Havre Atheltic Club are France’s oldest recorded football club, tracing their roots back to English residents in the port town forming an athletic and rugby club in 1872. A quixotic melange of football and rugby rules were employed before association rules were fully adopted in 1894, a year after Mulhouse albeit that side were in Germany in those days.
So when an old but only moderately successful club suddenly built a new all singing, all dancing 25,000 seater stadium for 80 million euros it would be rude not to check it out. We arrive in Le Havre conscious that the new arena is opposite the old stomping ground of HAC, the Stade Jules Deschaseaux. It’s still an impressive sight itself, all pre-cast concrete and wavy roofs cleverly set into a steep hill. It is also fortressed like a maximum security prison. Pleas to gain admittance into the crumbling relic fall on deaf ears and we have to content ourselves to the match ahead.
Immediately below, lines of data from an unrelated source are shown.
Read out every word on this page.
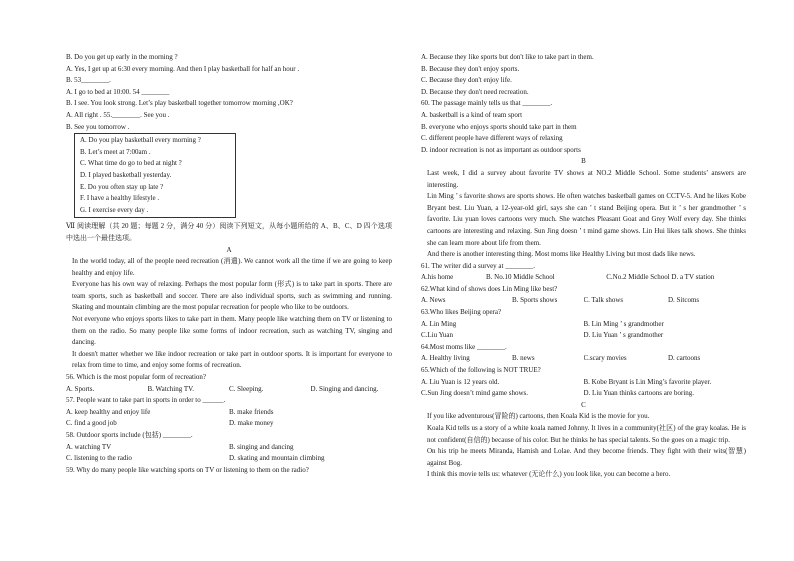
B. Do you get up early in the morning ?
A. Yes, I get up at 6:30 every morning. And then I play basketball for half an hour .
B. 53________.
A. I go to bed at 10:00. 54 ________
B. I see. You look strong. Let’s play basketball together tomorrow morning ,OK?
A. All right . 55.________. See you .
B. See you tomorrow .
A. Do you play basketball every morning ?
B. Let’s meet at 7:00am .
C. What time do go to bed at night ?
D. I played basketball yesterday.
E. Do you often stay up late ?
F. I have a healthy lifestyle .
G. I exercise every day .
Ⅶ 阅读理解（共 20 题；每题 2 分，满分 40 分）阅读下列短文，从每小题所给的 A、B、C、D 四个选项中选出一个最佳选项。
A
In the world today, all of the people need recreation (消遣). We cannot work all the time if we are going to keep healthy and enjoy life.
Everyone has his own way of relaxing. Perhaps the most popular form (形式) is to take part in sports. There are team sports, such as basketball and soccer. There are also individual sports, such as swimming and running. Skating and mountain climbing are the most popular recreation for people who like to be outdoors.
Not everyone who enjoys sports likes to take part in them. Many people like watching them on TV or listening to them on the radio. So many people like some forms of indoor recreation, such as watching TV, singing and dancing.
It doesn't matter whether we like indoor recreation or take part in outdoor sports. It is important for everyone to relax from time to time, and enjoy some forms of recreation.
56. Which is the most popular form of recreation?
A. Sports.	B. Watching TV.	C. Sleeping.	D. Singing and dancing.
57. People want to take part in sports in order to ______.
A. keep healthy and enjoy life	B. make friends
C. find a good job	D. make money
58. Outdoor sports include (包括) ________.
A. watching TV	B. singing and dancing
C. listening to the radio	D. skating and mountain climbing
59. Why do many people like watching sports on TV or listening to them on the radio?
A. Because they like sports but don't like to take part in them.
B. Because they don't enjoy sports.
C. Because they don't enjoy life.
D. Because they don't need recreation.
60. The passage mainly tells us that ________.
A. basketball is a kind of team sport
B. everyone who enjoys sports should take part in them
C. different people have different ways of relaxing
D. indoor recreation is not as important as outdoor sports
B
Last week, I did a survey about favorite TV shows at NO.2 Middle School. Some students’ answers are interesting.
Lin Ming ’ s favorite shows are sports shows. He often watches basketball games on CCTV-5. And he likes Kobe Bryant best. Liu Yuan, a 12-year-old girl, says she can ’ t stand Beijing opera. But it ’ s her grandmother ’ s favorite. Liu yuan loves cartoons very much. She watches Pleasant Goat and Grey Wolf every day. She thinks cartoons are interesting and relaxing. Sun Jing doesn ’ t mind game shows. Lin Hui likes talk shows. She thinks she can learn more about life from them.
And there is another interesting thing. Most moms like Healthy Living but most dads like news.
61. The writer did a survey at ________.
A.his home	B. No.10 Middle School	C.No.2 Middle School D. a TV station
62.What kind of shows does Lin Ming like best?
A. News	B. Sports shows	C. Talk shows	D. Sitcoms
63.Who likes Beijing opera?
A. Lin Ming	B. Lin Ming ’ s grandmother
C.Liu Yuan	D. Liu Yuan ’ s grandmother
64.Most moms like ________.
A. Healthy living	B. news	C.scary movies	D. cartoons
65.Which of the following is NOT TRUE?
A. Liu Yuan is 12 years old.	B. Kobe Bryant is Lin Ming’s favorite player.
C.Sun Jing doesn’t mind game shows.	D. Liu Yuan thinks cartoons are boring.
C
If you like adventurous(冒险的) cartoons, then Koala Kid is the movie for you.
Koala Kid tells us a story of a white koala named Johnny. It lives in a community(社区) of the gray koalas. He is not confident(自信的) because of his color. But he thinks he has special talents. So the goes on a magic trip.
On his trip he meets Miranda, Hamish and Lolae. And they become friends. They fight with their wits(智慧) against Bog.
I think this movie tells us: whatever (无论什么) you look like, you can become a hero.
The Le Havre commune have a decreed a condition that the club must follow “commune week” once a year and charge the populace a minimal fee for entry for one game. Luckily for us it means we gain admittance to this stunning edifice for the princely investment of three euros. A wafer thin but gratis programme is secured and then we find our seats. To be fair the stunningly cheap ticket offer has not meant a full house, far from it. We estimate between 3,000 and 4,000 occupy an ocean of empty blue seats. It comes as as a shock to us all that after the game websites declare 9,112 are in attendance. Internally the ground is aesthetically pleasing, the single wave on the main stand confirming its superiority over the uniform stands around the rest of the stadium.
In the concourses prior to kick off the blue casing we long to see illuminated remains dim but casts an interesting hue around the internal skeleton of the stadium. The concourses are further enhanced with brightly coloured tiled walls.
The game itself between two mid table sides flashes by, Yohann Riviere gives the home side the lead before halftime with a crisp shot, only for Vincent Gragnic to restore parity moments after the restart. Though both sides have ample opportunities to create a winning goal, profligate finishing, however, sees the spoils shared. The home players are unjustly booed off the pitch at the final whistle.
On departure the full majesty of the Stade Oceane becomes clear. The encircling blue exterior is alight with electricity and emits an ethereal electric blue glow, like a remake of Close Encounters of the Third Kind has chosen the harbour front at Le Havre as a film set. Full marks for the audaciousness of this new build and its undoubted beauty but one wonders what they will have to do to fill the stadium on a regular basis.
Havre Athletic Club (1)1 (Riviere 42) Nimes Olympique (0) 1 (Gragnic 48)
Attendance: 9,112
HAC:
1. Zacharre Boucher; 19. Benjamin Genton(c); 13. Cyriaque Louvion; 3. Benjamin Mendy; 10. Walid Mesloub; 5. Zargo Toure; 8. Distel Zola; 17. Alexandre Bonnet; 11. Yohann Riviere; 20. Geoffrey Malfleury; 22. Riyad Mahrez.
Subs: 9. Riad Zouri (for 22, 62 mins); 6. Julien Francois (for 10, 70 mins); 14. Bengali Koita (for 20, 70 mins); 16. Johnny Placide; 21. Maxime Le Marchand.
Nimes:
16. Cyrille Merville; 33. Salaheddine Sbai; 22. Aurelien Bauche; 18. Benoit Poulain (c); 29. Vincent Gragnac; 11. Mouritala Ogunbiyi; 13. Komlan Amewou; 27. Pierre Bouby; 19. Moussa Sidibe; 12. Seydou Kone; 10. Nicolas Benezet.
Subs: 7. Matthieu Robail (for 11, 85 mins); 9. Romain Thibault (12, 90 mins); 1. Haidar Al-Shaibani; 4. Sebastien Piocelle; 21. Yassine Haddou.